I need to migrate about 1TB of data comprised of smaller files (most under 100KB) to another server. I've not even completely enumerated the files but estimates are between 1-2 million.

The initial copy using SCP took over a week. Now we have to synchronize changes. Hundreds to thousands of files are added daily.

I've attemped using rsync (v3) but it is taking too long. By the time it finishes, we will be back to having data out of sync again.

I've seen similar questions here but they are a bit older and wonder if there are any new tools to help with this process.

Issues are futher complicated by the source data being on a shared iSCSI system with poor read performance.

The latest strategy may be to redo the data migration and have the developers write a tool to log all of the new files that are added during the migration process. The directory structure keys off a unique identifier is is very broad and deep, so new files are scattered within this structure and rewritting the app to put new files into a specific directory will not work.

Any strategies appreciated.

OS is RHEL 5 going to RHEL 6.

Best Answer

I'd be tempted to answer "stop abusing the file system by treating it like a database" but I'm sure it wouldn't help you much ;)

First, you need to understand that if your limitation is in the bandwidth available on read, there isn't anything you can do to improve performance using a simple synch command. In such a case, you'll have to split the data when it's written either by changing the way the files are created (which means, as you guessed correctly, asking the devs to change the source program) or by using a product that does does geo-mirroring (like, for instance double-take: check around as I'm sure you'll find alternatives, that's just an example).

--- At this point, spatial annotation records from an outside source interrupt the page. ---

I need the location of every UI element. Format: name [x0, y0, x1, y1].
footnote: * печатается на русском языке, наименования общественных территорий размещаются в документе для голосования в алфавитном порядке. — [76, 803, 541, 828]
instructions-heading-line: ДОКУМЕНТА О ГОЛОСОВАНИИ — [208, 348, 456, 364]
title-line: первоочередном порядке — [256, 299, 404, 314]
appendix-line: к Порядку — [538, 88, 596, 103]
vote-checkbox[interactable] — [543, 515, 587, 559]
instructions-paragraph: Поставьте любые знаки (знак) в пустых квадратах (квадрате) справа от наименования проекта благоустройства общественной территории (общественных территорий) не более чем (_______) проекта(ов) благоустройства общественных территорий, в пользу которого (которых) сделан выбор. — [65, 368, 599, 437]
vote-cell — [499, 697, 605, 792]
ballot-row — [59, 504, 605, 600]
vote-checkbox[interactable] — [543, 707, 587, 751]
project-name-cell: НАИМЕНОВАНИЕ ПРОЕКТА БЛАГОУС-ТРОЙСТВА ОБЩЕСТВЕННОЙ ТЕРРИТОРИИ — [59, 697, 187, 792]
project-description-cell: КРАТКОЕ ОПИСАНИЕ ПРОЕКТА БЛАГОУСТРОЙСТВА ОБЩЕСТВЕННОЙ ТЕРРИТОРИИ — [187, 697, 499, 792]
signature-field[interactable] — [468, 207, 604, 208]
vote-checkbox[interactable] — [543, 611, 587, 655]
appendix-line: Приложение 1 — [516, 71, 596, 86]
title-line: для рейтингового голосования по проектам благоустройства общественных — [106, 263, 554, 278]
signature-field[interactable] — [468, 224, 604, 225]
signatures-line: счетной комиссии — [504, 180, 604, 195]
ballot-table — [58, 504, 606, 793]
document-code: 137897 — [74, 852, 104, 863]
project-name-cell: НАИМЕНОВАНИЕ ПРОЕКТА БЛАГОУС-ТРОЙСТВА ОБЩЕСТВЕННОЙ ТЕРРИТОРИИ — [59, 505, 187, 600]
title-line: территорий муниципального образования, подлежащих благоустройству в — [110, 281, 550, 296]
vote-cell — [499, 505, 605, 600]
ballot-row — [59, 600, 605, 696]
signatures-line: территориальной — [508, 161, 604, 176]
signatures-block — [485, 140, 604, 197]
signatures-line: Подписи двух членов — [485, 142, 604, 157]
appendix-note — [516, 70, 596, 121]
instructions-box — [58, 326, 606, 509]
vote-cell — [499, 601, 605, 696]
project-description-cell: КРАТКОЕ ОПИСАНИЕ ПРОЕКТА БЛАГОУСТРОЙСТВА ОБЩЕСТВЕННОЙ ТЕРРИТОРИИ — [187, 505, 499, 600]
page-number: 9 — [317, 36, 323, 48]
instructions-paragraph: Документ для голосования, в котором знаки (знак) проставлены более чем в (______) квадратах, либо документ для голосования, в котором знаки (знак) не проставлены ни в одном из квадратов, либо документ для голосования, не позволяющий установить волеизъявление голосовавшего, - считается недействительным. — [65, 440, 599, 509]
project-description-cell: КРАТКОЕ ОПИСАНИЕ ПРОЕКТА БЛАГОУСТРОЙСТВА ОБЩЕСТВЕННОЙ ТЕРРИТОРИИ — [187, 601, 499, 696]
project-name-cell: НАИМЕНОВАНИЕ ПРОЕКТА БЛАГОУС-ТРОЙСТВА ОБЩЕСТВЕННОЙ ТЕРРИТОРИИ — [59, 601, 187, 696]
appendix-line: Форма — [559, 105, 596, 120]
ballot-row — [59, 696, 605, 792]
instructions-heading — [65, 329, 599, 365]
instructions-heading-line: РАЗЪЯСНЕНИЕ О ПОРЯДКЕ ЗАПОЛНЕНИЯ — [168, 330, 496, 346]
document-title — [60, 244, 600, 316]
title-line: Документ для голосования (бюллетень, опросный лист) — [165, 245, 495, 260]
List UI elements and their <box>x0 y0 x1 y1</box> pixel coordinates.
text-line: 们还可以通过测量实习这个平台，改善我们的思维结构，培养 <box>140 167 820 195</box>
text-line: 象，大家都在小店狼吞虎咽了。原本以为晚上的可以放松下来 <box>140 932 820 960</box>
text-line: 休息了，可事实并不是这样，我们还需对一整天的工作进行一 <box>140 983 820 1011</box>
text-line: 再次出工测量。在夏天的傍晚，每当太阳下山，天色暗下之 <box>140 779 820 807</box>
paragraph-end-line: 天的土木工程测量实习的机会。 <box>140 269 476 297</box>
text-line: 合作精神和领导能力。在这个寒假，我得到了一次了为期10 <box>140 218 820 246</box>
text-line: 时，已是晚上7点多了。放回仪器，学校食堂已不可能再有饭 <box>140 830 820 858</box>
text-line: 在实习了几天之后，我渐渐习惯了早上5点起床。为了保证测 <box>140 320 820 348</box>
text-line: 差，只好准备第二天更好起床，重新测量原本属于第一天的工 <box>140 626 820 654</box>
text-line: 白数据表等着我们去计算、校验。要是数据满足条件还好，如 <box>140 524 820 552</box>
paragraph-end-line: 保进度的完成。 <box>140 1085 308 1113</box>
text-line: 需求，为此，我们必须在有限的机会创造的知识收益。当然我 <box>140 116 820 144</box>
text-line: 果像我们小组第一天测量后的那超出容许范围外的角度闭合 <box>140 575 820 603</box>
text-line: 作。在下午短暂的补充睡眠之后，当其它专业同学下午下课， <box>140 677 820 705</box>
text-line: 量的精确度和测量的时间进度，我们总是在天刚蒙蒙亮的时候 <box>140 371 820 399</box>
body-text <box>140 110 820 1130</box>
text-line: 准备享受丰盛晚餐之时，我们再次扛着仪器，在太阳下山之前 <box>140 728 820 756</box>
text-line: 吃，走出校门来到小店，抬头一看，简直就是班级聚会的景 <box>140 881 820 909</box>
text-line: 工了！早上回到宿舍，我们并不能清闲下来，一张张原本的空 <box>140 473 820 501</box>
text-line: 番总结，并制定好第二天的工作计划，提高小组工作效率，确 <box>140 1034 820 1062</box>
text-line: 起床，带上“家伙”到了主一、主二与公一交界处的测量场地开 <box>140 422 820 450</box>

In similar cases, the main cause of problem isn't typically the file data but rather the meta-data access. Your first strategy will therefore be to divide the load into multiple process that act on (completely) different directories: that should help the file system keep up with providing you with the meta-data you need.

Another strategy is to use your backup system for that: replay your last incremental backups on the target to keep the database in sync.

Finally, there are more exotics strategies that can be applied in specific cases. For instance, I solved a similar problem on a Windows site by writing a program that loaded the files into the file system every few minutes, thus keeping the FS clean.